Math 304 ML: Euclidean algorithm

Due Friday, February 11, in your Blackboard drop box

Write code that implements the Euclidean algorithm. In particular, note the code for ggcd in PSML (not gcd--you will need the fuller version in the next assignment). Expand this code so it also counts the number of steps in the algorithm. Probably the best way is to turn ggcd into, say, ggcdhelp (m,n,count) that does the recursive (iterative) step and increments count by 1. Then let (say)

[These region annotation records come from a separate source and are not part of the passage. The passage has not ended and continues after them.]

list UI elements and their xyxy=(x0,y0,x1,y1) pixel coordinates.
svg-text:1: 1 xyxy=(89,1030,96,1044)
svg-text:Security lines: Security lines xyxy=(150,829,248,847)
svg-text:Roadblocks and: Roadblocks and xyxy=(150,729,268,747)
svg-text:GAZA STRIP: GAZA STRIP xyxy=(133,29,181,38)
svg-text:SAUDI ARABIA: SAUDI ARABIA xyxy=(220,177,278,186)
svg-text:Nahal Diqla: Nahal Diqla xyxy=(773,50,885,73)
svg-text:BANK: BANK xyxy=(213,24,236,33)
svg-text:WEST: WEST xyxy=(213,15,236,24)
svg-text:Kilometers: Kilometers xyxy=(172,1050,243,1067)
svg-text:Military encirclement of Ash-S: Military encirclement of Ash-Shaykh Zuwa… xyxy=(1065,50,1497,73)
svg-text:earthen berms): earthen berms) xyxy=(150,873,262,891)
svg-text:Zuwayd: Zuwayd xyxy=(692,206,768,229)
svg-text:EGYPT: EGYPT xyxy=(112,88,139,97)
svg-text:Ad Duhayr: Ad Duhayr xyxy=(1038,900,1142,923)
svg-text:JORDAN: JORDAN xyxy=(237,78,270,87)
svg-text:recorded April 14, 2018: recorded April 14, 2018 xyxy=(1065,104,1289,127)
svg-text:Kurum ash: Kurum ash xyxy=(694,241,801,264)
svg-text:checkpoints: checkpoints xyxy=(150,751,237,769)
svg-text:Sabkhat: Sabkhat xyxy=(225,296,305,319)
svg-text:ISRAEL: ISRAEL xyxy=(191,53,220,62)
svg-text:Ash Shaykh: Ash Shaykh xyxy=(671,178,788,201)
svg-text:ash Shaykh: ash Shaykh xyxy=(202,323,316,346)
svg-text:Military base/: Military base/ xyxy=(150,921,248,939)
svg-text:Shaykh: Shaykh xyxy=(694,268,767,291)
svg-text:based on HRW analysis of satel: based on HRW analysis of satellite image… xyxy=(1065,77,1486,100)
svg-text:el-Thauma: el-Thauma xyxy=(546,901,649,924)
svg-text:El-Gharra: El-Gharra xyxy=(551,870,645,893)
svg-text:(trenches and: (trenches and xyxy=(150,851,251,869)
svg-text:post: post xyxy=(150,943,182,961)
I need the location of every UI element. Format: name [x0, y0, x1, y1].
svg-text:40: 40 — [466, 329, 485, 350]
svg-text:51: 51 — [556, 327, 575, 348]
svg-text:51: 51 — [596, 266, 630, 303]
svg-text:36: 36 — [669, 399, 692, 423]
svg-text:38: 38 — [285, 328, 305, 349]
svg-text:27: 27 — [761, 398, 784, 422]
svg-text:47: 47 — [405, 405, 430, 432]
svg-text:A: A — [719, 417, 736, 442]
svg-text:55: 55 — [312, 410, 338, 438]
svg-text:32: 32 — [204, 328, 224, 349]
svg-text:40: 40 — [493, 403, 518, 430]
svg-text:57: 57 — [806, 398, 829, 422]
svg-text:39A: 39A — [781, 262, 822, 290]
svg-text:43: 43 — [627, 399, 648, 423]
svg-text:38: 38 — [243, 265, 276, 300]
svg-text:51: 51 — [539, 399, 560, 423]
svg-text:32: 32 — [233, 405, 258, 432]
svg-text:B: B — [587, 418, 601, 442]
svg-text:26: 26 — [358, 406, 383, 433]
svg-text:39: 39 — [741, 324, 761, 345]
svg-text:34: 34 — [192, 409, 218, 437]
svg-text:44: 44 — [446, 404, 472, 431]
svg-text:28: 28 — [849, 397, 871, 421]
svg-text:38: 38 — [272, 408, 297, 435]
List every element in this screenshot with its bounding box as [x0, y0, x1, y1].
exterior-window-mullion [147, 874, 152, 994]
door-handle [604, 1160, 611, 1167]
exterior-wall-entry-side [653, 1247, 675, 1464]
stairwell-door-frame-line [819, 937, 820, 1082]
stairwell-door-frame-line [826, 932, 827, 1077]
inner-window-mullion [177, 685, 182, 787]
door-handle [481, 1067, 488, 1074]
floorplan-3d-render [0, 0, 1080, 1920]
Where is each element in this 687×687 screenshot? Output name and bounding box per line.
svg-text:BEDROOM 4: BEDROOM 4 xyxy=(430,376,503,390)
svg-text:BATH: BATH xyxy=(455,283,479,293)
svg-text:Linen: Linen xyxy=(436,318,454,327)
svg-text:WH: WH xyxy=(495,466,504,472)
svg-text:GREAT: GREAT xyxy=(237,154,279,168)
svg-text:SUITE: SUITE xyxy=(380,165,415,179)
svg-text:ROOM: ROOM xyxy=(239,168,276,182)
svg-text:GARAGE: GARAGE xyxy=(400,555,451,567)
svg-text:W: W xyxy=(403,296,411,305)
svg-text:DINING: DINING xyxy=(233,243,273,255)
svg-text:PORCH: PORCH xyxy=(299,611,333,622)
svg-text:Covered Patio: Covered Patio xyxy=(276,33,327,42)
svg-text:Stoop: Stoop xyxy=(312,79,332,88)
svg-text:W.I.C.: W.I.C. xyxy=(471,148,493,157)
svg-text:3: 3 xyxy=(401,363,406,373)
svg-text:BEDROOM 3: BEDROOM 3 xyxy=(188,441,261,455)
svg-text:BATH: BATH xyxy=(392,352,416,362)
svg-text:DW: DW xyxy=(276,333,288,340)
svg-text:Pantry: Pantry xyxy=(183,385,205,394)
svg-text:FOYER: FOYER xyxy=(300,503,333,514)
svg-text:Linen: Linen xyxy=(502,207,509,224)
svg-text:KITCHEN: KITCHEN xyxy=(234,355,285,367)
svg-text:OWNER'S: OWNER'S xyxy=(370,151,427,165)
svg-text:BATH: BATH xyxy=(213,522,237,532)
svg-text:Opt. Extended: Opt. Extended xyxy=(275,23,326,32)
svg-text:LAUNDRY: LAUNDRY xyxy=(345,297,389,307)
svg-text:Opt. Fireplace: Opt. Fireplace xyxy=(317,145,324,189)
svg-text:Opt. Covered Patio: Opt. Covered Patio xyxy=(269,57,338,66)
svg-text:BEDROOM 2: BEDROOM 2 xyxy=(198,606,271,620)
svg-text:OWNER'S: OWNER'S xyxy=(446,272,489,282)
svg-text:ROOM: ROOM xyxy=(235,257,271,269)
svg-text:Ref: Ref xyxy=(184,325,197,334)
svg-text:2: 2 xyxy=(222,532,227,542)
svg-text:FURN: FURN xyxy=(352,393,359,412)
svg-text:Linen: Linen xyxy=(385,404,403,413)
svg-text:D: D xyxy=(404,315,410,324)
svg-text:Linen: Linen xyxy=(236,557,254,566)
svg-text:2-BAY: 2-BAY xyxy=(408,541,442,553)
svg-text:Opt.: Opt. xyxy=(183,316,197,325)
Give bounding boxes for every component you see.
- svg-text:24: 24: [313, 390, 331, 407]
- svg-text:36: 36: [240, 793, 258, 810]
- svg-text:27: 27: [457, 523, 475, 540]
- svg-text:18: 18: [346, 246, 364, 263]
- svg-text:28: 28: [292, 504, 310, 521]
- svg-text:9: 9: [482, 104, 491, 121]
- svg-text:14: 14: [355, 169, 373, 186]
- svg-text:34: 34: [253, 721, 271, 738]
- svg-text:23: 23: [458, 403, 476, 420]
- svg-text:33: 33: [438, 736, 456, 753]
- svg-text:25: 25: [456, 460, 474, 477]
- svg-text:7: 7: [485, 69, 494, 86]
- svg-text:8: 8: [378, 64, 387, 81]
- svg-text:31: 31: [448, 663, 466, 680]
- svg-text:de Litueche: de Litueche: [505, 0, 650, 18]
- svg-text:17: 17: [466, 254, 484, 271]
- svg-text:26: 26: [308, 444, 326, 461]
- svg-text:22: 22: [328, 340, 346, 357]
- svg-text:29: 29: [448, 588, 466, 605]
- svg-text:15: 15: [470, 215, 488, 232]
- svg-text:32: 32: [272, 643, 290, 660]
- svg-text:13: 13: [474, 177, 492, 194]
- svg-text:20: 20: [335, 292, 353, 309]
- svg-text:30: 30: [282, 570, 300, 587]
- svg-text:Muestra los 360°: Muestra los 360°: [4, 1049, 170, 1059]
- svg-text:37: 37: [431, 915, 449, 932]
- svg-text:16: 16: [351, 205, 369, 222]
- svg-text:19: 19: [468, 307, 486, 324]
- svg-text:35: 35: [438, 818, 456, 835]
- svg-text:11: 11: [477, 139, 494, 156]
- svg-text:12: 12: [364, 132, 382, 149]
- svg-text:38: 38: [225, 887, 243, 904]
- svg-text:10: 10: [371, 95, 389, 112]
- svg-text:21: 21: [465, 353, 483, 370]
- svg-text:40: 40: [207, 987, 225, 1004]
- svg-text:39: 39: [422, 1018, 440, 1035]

gcd m n = ggcdhelp (m, n, 0);

Test your code with the following problems:

p. 60, #1, 6, 12, 13
p. 69, #6, 7

A run should look something like:

gcd 20 3 = (1,~1,7,3),

where 1 is the gcd, ~1 (minus) and 7 are the coefficients and 3 is the number of steps.

The step count in the book might be one off from yours--it depends on where you start counting. Don't worry about it.

Note that the discussion on this section of PSML concerns "verifiable code." That is, the code "checks itself," essentially by substituting the answer it gets back into the problem. This is an important concept in modern computer science.

10 points (not easy) extra credit: code the Chinese remainder theorem (page 82). The input will be a list

[(a₁,n₁),(a₂,n₂),...,(a_r,n_r)],

and the output will be X.

Do it first for r=2, using the Euclidean algorithm. Then note that the general case can be done recursively.